Authorities in Trinidad and Tobago are taking steps to stop young Muslims from leaving the country to join terrorist groups, highlighting the ongoing struggle the country faces in preventing its youth from joining organizations dedicated to violence.
Officials from the Caribbean country believe as many as 125 fighters have traveled to the Middle East to fight for the Islamic State over the past four years, reported The New York Times.
The figure makes Trinidad and Tobago, a country of 1.3 million people, the largest per-capita hub of I.S. recruits in the Western Hemisphere.

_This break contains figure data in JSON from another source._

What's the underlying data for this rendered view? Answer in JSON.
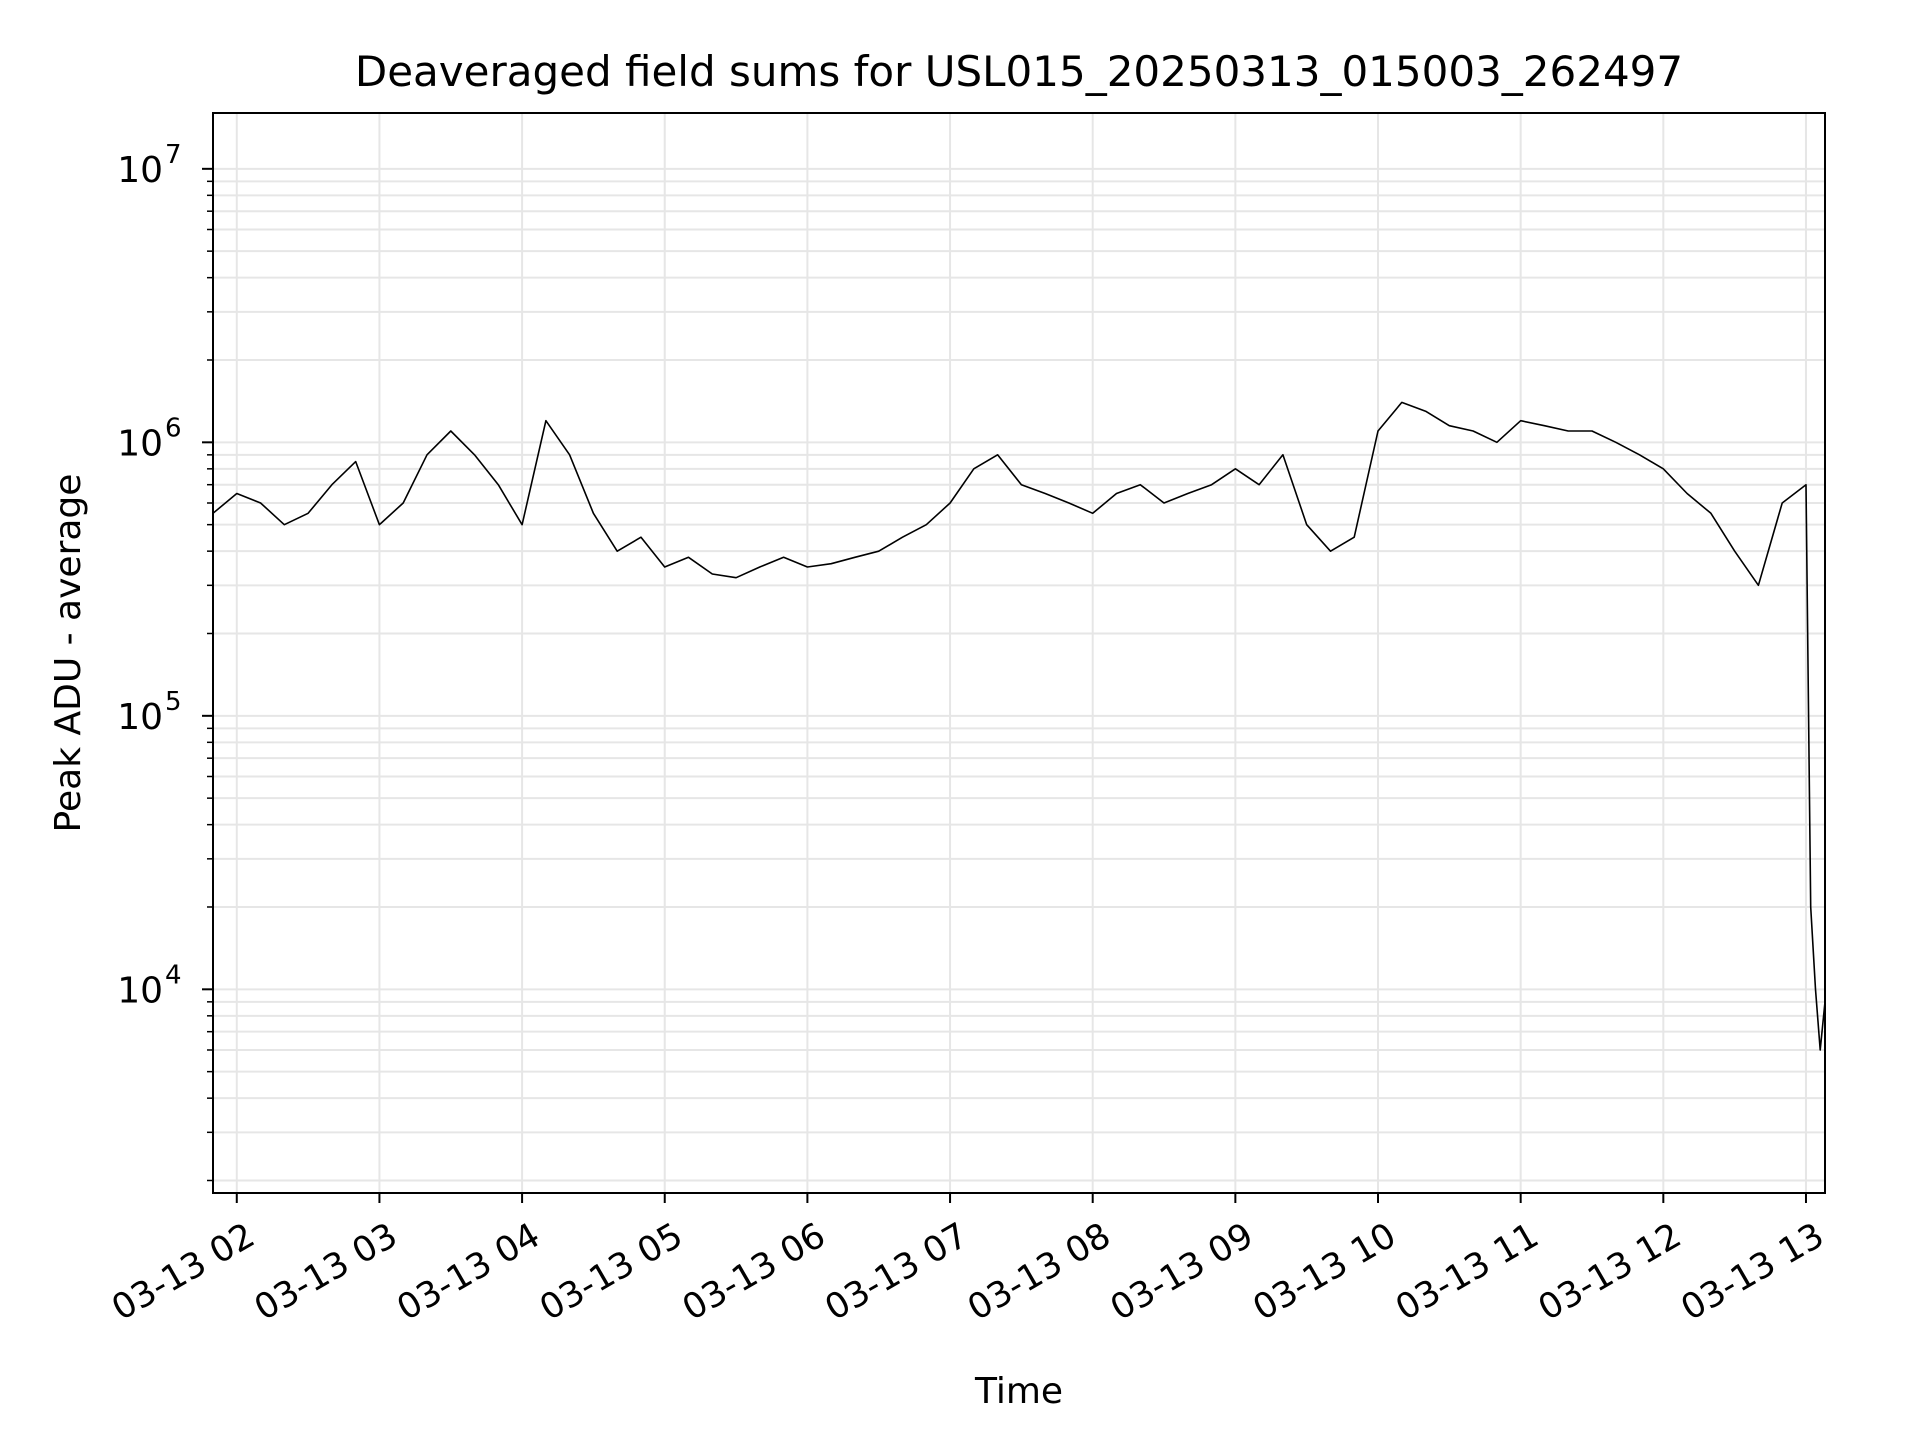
{
  "chart_data": {
    "type": "line",
    "title": "Deaveraged field sums for USL015_20250313_015003_262497",
    "xlabel": "Time",
    "ylabel": "Peak ADU - average",
    "yscale": "log",
    "ylim": [
      1800,
      16000000
    ],
    "xlim": [
      "2025-03-13 01:50",
      "2025-03-13 13:08"
    ],
    "x_ticks": [
      {
        "label": "03-13 02",
        "time": "2025-03-13 02:00"
      },
      {
        "label": "03-13 03",
        "time": "2025-03-13 03:00"
      },
      {
        "label": "03-13 04",
        "time": "2025-03-13 04:00"
      },
      {
        "label": "03-13 05",
        "time": "2025-03-13 05:00"
      },
      {
        "label": "03-13 06",
        "time": "2025-03-13 06:00"
      },
      {
        "label": "03-13 07",
        "time": "2025-03-13 07:00"
      },
      {
        "label": "03-13 08",
        "time": "2025-03-13 08:00"
      },
      {
        "label": "03-13 09",
        "time": "2025-03-13 09:00"
      },
      {
        "label": "03-13 10",
        "time": "2025-03-13 10:00"
      },
      {
        "label": "03-13 11",
        "time": "2025-03-13 11:00"
      },
      {
        "label": "03-13 12",
        "time": "2025-03-13 12:00"
      },
      {
        "label": "03-13 13",
        "time": "2025-03-13 13:00"
      }
    ],
    "y_ticks": [
      {
        "base": "10",
        "exp": "4",
        "value": 10000
      },
      {
        "base": "10",
        "exp": "5",
        "value": 100000
      },
      {
        "base": "10",
        "exp": "6",
        "value": 1000000
      },
      {
        "base": "10",
        "exp": "7",
        "value": 10000000
      }
    ],
    "grid": true,
    "line_color": "#000000",
    "grid_color": "#e6e6e6",
    "series": [
      {
        "x": [
          "2025-03-13 01:50",
          "2025-03-13 02:00",
          "2025-03-13 02:10",
          "2025-03-13 02:20",
          "2025-03-13 02:30",
          "2025-03-13 02:40",
          "2025-03-13 02:50",
          "2025-03-13 03:00",
          "2025-03-13 03:10",
          "2025-03-13 03:20",
          "2025-03-13 03:30",
          "2025-03-13 03:40",
          "2025-03-13 03:50",
          "2025-03-13 04:00",
          "2025-03-13 04:10",
          "2025-03-13 04:20",
          "2025-03-13 04:30",
          "2025-03-13 04:40",
          "2025-03-13 04:50",
          "2025-03-13 05:00",
          "2025-03-13 05:10",
          "2025-03-13 05:20",
          "2025-03-13 05:30",
          "2025-03-13 05:40",
          "2025-03-13 05:50",
          "2025-03-13 06:00",
          "2025-03-13 06:10",
          "2025-03-13 06:20",
          "2025-03-13 06:30",
          "2025-03-13 06:40",
          "2025-03-13 06:50",
          "2025-03-13 07:00",
          "2025-03-13 07:10",
          "2025-03-13 07:20",
          "2025-03-13 07:30",
          "2025-03-13 07:40",
          "2025-03-13 07:50",
          "2025-03-13 08:00",
          "2025-03-13 08:10",
          "2025-03-13 08:20",
          "2025-03-13 08:30",
          "2025-03-13 08:40",
          "2025-03-13 08:50",
          "2025-03-13 09:00",
          "2025-03-13 09:10",
          "2025-03-13 09:20",
          "2025-03-13 09:30",
          "2025-03-13 09:40",
          "2025-03-13 09:50",
          "2025-03-13 10:00",
          "2025-03-13 10:10",
          "2025-03-13 10:20",
          "2025-03-13 10:30",
          "2025-03-13 10:40",
          "2025-03-13 10:50",
          "2025-03-13 11:00",
          "2025-03-13 11:10",
          "2025-03-13 11:20",
          "2025-03-13 11:30",
          "2025-03-13 11:40",
          "2025-03-13 11:50",
          "2025-03-13 12:00",
          "2025-03-13 12:10",
          "2025-03-13 12:20",
          "2025-03-13 12:30",
          "2025-03-13 12:40",
          "2025-03-13 12:50",
          "2025-03-13 13:00",
          "2025-03-13 13:02",
          "2025-03-13 13:04",
          "2025-03-13 13:06",
          "2025-03-13 13:08"
        ],
        "y": [
          550000,
          650000,
          600000,
          500000,
          550000,
          700000,
          850000,
          500000,
          600000,
          900000,
          1100000,
          900000,
          700000,
          500000,
          1200000,
          900000,
          550000,
          400000,
          450000,
          350000,
          380000,
          330000,
          320000,
          350000,
          380000,
          350000,
          360000,
          380000,
          400000,
          450000,
          500000,
          600000,
          800000,
          900000,
          700000,
          650000,
          600000,
          550000,
          650000,
          700000,
          600000,
          650000,
          700000,
          800000,
          700000,
          900000,
          500000,
          400000,
          450000,
          1100000,
          1400000,
          1300000,
          1150000,
          1100000,
          1000000,
          1200000,
          1150000,
          1100000,
          1100000,
          1000000,
          900000,
          800000,
          650000,
          550000,
          400000,
          300000,
          600000,
          700000,
          20000,
          10000,
          6000,
          9000
        ]
      }
    ]
  }
}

American authorities are concerned that the country may turn into a hotbed for extremists, who could return from the Middle East and attack American citizens in Trinidad, or even possibly reach the United States via Miami, only a three-and-a-half-hour flight away.
U.S. President Donald Trump recently spoke with Trinidadian Prime Minister Keith Rowley about terrorism and security threats, a White House spokesperson told The Times.
In contrast to the laws of many other countries, I.S. is not legally proscribed in Trinidad and Tobago. This means Trinidadians can travel and train with I.S. fighters and then return to Trinidad and still enjoy the rights and privileges of any other fellow citizen.
Yet the government is reportedly implementing tougher anti-terrorism measures. Authorities have increased surveillance and monitoring of the country’s Islamist movements, while officials have proposed a law to prosecute those sending money to I.S. fighters overseas.
At the same time, U.S. authorities have been sharing intelligence with Trinidad’s government, hoping to crack down on potential new recruits.